Advanced Maternal Age and Pregnancy Risks

By April Kinney

At my week 8 appointment, my obstetrician said, “There is an increased possibility of stillbirth at your age if we allow you to carry the baby to full term”. This opened a conversation about the risks I could face during my pregnancy, and the actions I could take to minimise them.

I was 47 and well beyond advanced maternal age, which is typically defined as being 35 or older at the time of giving birth. According to the Australian Institute of Health and Welfare, 295,976 babies were born to 291,712 mothers in Australia in 2020. Nearly 26% of these mothers were over the age of 35, and 4.5% were over the age of 40. So, while I was in the minority, I was not the only one having conversations associated with the risks of advanced maternal age.

At that week 8 appointment, my obstetrician presented me with compelling research that showed the rate of stillbirth for first time mothers over 40 was 8.6 per 1,000 pregnancies compared to 3.7 per 1,000 pregnancies for mothers under 35. Research also showed the risk of stillbirth increases with gestational age, especially in older mothers. The largest increase in risk for mothers over 35 occurs between weeks 38 and 39.

I was 47 and well beyond advanced maternal age, which is typically defined as being 35 or older at the time of giving birth.

This conversation made me realise how truly vulnerable my baby and I were.

I remember having a conversation with my partner after that appointment. I wanted a natural birth but the increased risks of carrying my baby to full term were not worth taking.
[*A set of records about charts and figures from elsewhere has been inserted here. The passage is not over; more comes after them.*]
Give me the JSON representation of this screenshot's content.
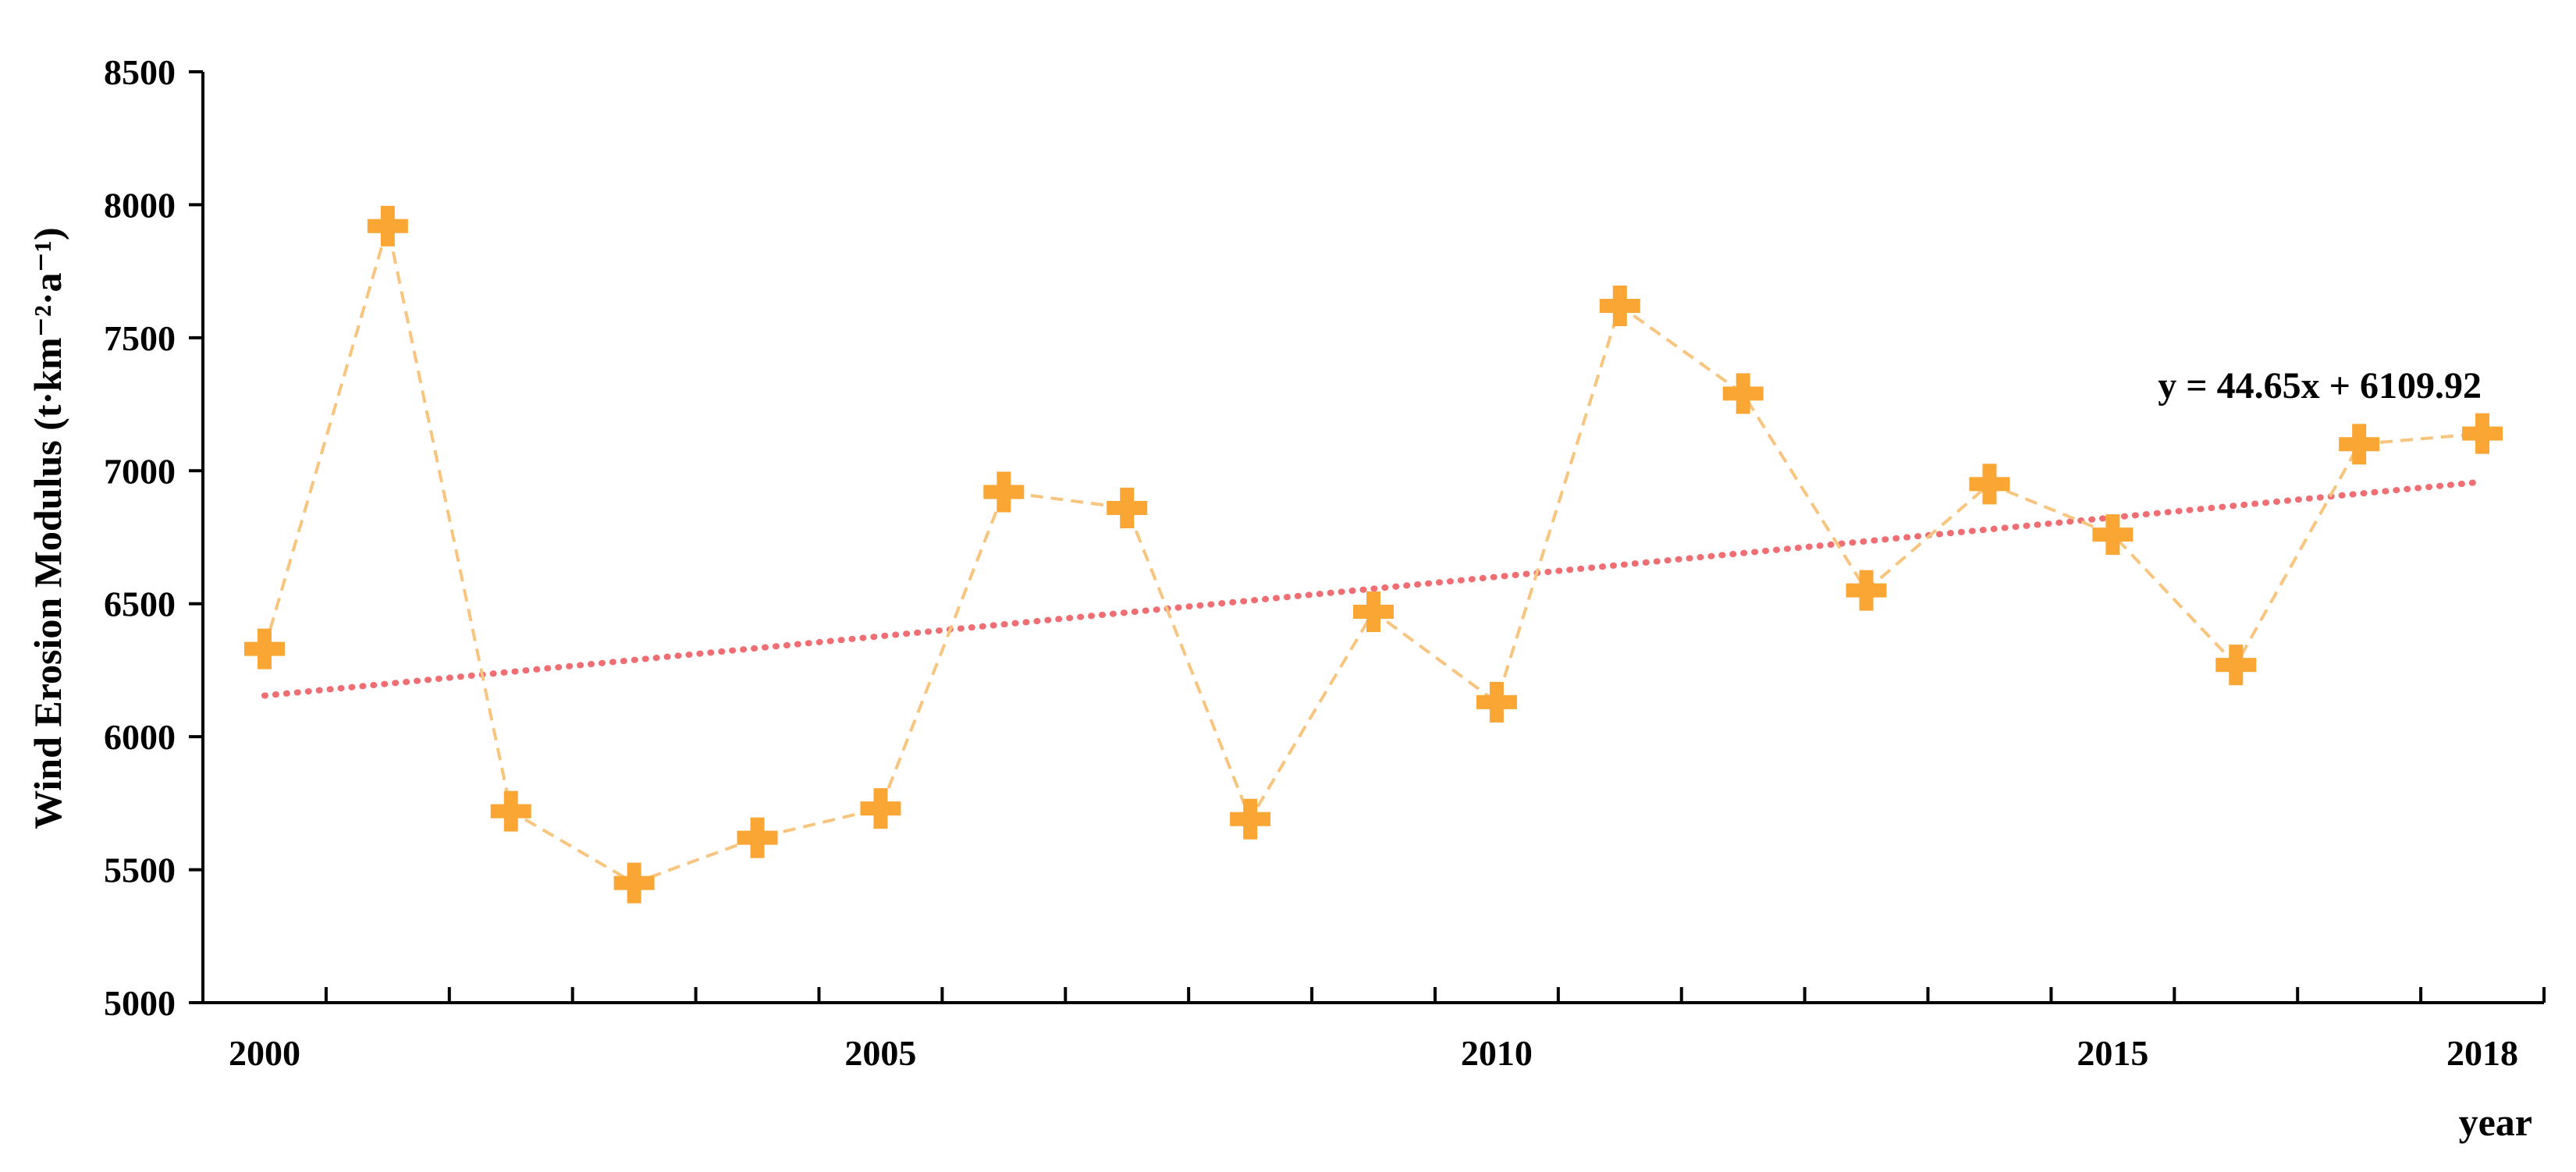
{
  "chart_data": {
    "type": "line",
    "ylabel": "Wind Erosion Modulus (t·km⁻²·a⁻¹)",
    "xlabel": "year",
    "ylim": [
      5000,
      8500
    ],
    "yticks": [
      5000,
      5500,
      6000,
      6500,
      7000,
      7500,
      8000,
      8500
    ],
    "xlim": [
      2000,
      2019
    ],
    "x_tick_labels": [
      {
        "year": 2000,
        "label": "2000"
      },
      {
        "year": 2005,
        "label": "2005"
      },
      {
        "year": 2010,
        "label": "2010"
      },
      {
        "year": 2015,
        "label": "2015"
      },
      {
        "year": 2018,
        "label": "2018"
      }
    ],
    "grid": false,
    "legend": "none",
    "series": [
      {
        "marker": "plus",
        "line_style": "dashed",
        "color": "#F9A635",
        "line_color": "#F8C57E",
        "x": [
          2000,
          2001,
          2002,
          2003,
          2004,
          2005,
          2006,
          2007,
          2008,
          2009,
          2010,
          2011,
          2012,
          2013,
          2014,
          2015,
          2016,
          2017,
          2018
        ],
        "values": [
          6330,
          7920,
          5720,
          5450,
          5620,
          5730,
          6920,
          6860,
          5690,
          6470,
          6130,
          7620,
          7290,
          6550,
          6950,
          6760,
          6270,
          7100,
          7140
        ]
      }
    ],
    "trendline": {
      "equation": "y = 44.65x + 6109.92",
      "slope": 44.65,
      "intercept": 6109.92,
      "color": "#EE6E73",
      "line_style": "dotted"
    }
  }
}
Being pregnant was an absolute miracle and I wanted to eliminate as many risk factors as possible.

According to the National Institute of Child Health and Human Development, risks associated with pregnancy can be grouped into 4 major categories: existing health conditions, age, lifestyle factors (alcohol, drug, tobacco use), and other conditions such as multiple gestation, gestational diabetes, and preeclampsia. I acknowledged and accepted that some of these risks were under my control, and some were not.

Alongside my obstetrician, I set a plan to minimise the risks under my control including existing health conditions such as high blood pressure and weight, and lifestyle factors such as alcohol use.

While I did not have any existing health conditions, I regularly monitored my blood pressure and focused on eating healthy foods that nourished me and my growing baby. I monitored my weight, so I remained within the recommended range for healthy weight gain. I eliminated all alcohol and avoided over-the-counter medications even for the occasional muscle ache or headache.

I wanted a natural birth but the increased risks of carrying my baby to full term were not worth taking. Being pregnant was an absolute miracle and I wanted to eliminate as many risk factors as possible.

This left me with three remaining risk factors: age, gestational diabetes, preeclampsia, and birth defects. These are the most common for women of advanced maternal age. These were all manageable to an extent, but not necessarily under my control.

The fact is that I was 47. Nothing would change that. In addition to maintaining my regular exercise routine and eating healthy foods, I followed my obstetrician’s advice every step of the way. I had regular appointments and scans, took select supplements, underwent genetic testing, had regular acupuncture treatment, and scheduled myself for a caesarean section.

At each appointment I would say a quiet prayer that my baby and I were healthy. Then breathe a sigh of relief when my obstetrician announced everything was perfect.